= Adrián Luis González =

Adrián Luis González (born May 5, 1939) is a Mexican potter specializes in Trees of Life and other decorative pieces.

González lives and works in Metepec, State of Mexico, a town noted for its decorative pottery, especially Trees of Life and suns with faces as wall decorations. He learned the craft from another noted potter of the town, Timoteo Sanchez. Today González has his own workshop in which he works with his three sons, working in yellow red clays mined from the nearby town of Ocotitlán.

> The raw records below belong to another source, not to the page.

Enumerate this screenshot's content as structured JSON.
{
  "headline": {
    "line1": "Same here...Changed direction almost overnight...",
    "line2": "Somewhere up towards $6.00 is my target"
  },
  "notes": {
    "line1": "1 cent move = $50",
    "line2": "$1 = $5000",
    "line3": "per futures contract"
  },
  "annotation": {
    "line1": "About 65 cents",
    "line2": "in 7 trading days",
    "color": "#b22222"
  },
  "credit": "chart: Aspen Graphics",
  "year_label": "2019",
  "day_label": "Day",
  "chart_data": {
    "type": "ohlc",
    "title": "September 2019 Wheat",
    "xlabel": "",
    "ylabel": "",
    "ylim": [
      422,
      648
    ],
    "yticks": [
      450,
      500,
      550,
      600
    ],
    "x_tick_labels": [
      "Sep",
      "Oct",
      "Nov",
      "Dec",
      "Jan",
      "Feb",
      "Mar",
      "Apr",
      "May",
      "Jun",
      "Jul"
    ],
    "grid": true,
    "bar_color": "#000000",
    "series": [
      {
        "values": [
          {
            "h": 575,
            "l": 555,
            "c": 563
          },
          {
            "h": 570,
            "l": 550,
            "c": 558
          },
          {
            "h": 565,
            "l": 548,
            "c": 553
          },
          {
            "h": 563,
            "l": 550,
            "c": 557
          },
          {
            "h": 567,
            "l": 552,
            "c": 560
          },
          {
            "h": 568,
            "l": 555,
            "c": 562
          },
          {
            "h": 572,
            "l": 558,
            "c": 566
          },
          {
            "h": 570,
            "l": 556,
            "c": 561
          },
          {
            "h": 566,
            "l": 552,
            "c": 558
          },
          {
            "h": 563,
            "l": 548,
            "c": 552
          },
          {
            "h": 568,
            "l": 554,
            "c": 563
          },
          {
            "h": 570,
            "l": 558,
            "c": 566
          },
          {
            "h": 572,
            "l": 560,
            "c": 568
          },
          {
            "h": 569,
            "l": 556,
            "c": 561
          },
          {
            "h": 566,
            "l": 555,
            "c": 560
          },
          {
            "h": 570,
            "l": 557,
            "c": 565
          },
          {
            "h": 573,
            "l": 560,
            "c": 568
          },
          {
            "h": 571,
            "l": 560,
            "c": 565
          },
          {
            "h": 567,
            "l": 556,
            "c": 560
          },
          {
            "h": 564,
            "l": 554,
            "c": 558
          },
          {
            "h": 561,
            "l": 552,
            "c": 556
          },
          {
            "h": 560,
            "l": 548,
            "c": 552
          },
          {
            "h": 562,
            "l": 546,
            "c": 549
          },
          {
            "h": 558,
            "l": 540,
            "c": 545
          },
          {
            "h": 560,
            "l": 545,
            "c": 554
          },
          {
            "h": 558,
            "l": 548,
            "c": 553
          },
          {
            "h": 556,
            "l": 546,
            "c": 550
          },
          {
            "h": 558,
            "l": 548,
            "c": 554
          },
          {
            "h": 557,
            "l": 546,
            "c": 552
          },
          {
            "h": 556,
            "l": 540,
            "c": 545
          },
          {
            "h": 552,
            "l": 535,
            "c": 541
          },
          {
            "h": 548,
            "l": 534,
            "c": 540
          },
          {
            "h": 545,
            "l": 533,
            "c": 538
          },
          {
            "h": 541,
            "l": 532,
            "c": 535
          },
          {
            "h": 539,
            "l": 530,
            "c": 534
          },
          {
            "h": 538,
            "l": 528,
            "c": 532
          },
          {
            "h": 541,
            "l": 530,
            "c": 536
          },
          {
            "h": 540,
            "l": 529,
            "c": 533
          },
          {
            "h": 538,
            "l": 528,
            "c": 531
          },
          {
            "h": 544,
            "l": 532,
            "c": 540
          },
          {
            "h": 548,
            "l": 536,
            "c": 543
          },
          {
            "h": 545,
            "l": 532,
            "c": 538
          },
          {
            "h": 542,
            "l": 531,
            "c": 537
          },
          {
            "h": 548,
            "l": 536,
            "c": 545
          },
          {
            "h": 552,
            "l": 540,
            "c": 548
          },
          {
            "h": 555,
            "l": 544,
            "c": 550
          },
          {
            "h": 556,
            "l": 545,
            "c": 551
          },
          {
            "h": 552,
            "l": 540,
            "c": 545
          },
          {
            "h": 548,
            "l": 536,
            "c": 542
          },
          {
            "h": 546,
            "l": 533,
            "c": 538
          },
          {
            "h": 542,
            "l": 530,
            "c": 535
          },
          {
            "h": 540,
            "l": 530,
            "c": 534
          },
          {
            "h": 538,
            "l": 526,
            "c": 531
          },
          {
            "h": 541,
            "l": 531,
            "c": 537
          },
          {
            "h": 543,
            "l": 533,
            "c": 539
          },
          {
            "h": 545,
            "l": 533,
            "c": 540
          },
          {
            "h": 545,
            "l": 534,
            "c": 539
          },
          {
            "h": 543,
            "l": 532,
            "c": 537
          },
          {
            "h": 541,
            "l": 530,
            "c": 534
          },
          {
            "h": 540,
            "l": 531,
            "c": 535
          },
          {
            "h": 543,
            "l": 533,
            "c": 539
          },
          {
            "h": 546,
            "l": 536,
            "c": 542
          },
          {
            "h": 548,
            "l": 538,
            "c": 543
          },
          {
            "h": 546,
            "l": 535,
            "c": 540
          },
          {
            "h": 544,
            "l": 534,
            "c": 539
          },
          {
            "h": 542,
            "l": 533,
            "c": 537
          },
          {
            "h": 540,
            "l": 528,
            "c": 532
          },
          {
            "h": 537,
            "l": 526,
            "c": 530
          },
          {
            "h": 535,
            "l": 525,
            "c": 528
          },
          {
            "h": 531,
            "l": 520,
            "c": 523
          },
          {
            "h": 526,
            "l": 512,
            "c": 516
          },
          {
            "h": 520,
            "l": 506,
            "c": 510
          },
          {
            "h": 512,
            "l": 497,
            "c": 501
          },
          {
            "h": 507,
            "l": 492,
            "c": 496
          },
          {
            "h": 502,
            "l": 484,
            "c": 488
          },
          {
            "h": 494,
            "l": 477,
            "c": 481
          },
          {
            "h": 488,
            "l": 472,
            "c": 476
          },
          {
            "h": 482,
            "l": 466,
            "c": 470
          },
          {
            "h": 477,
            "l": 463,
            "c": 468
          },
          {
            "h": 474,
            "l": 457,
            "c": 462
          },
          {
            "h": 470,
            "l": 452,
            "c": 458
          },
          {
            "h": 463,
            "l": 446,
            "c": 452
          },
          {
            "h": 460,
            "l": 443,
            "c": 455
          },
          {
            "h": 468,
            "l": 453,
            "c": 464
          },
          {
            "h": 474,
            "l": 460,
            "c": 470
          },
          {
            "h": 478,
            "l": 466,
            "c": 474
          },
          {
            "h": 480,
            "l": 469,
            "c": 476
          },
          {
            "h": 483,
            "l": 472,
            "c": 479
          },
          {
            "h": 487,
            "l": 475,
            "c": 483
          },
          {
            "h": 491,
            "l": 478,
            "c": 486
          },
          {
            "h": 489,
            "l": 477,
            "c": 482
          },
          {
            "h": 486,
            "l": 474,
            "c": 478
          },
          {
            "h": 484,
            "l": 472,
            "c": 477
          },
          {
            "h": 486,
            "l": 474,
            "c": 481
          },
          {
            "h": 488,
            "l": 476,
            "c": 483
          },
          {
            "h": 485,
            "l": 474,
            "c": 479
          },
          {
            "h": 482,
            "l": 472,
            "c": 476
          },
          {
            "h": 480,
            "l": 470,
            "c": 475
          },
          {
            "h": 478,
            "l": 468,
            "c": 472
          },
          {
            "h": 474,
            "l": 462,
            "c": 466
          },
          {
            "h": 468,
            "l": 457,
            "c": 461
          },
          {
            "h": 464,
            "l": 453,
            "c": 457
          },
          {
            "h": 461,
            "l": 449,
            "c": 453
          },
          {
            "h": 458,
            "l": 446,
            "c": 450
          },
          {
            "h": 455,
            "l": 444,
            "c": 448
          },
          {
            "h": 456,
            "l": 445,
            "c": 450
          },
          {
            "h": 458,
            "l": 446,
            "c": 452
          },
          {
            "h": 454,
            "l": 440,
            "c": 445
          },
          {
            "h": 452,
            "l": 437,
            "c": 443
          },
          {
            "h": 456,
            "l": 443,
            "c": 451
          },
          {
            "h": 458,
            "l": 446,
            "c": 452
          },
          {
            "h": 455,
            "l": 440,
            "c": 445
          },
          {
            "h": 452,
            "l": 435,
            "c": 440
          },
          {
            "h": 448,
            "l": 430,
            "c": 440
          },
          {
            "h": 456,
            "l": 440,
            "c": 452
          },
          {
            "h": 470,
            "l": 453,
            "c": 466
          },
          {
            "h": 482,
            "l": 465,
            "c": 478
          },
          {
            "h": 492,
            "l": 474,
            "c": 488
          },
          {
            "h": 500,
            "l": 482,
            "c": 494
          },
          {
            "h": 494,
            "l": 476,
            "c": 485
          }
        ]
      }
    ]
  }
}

González is best known for his Trees of Life, with one of his pieces winning the Galardon Nacional in 1985, the highest award of the National Ceramics Competition in Tlaquepaque. (grandes) These decorative sculptures are made with various themes such as spring, the birth of Jesus, life and death and sometimes even entire genealogies, both painted and left in the natural clay color. He also makes miniatures, such as Noah's Ark sets, sun images, religious medallions, angels, musicians, Catrina figures and decorative dishes. His works are noted for the use of earth tones in the paints, being one of the first in Metepec to use these more subtle colors. González's dedication to pottery extends to his home décor, which is filled with pieces that he made himself.

In 2001, the Fomento Cultural Bancomer called him “one of the best creator of Trees of Life in (Mexico) in the book Grandes Maestros del Arte Popular.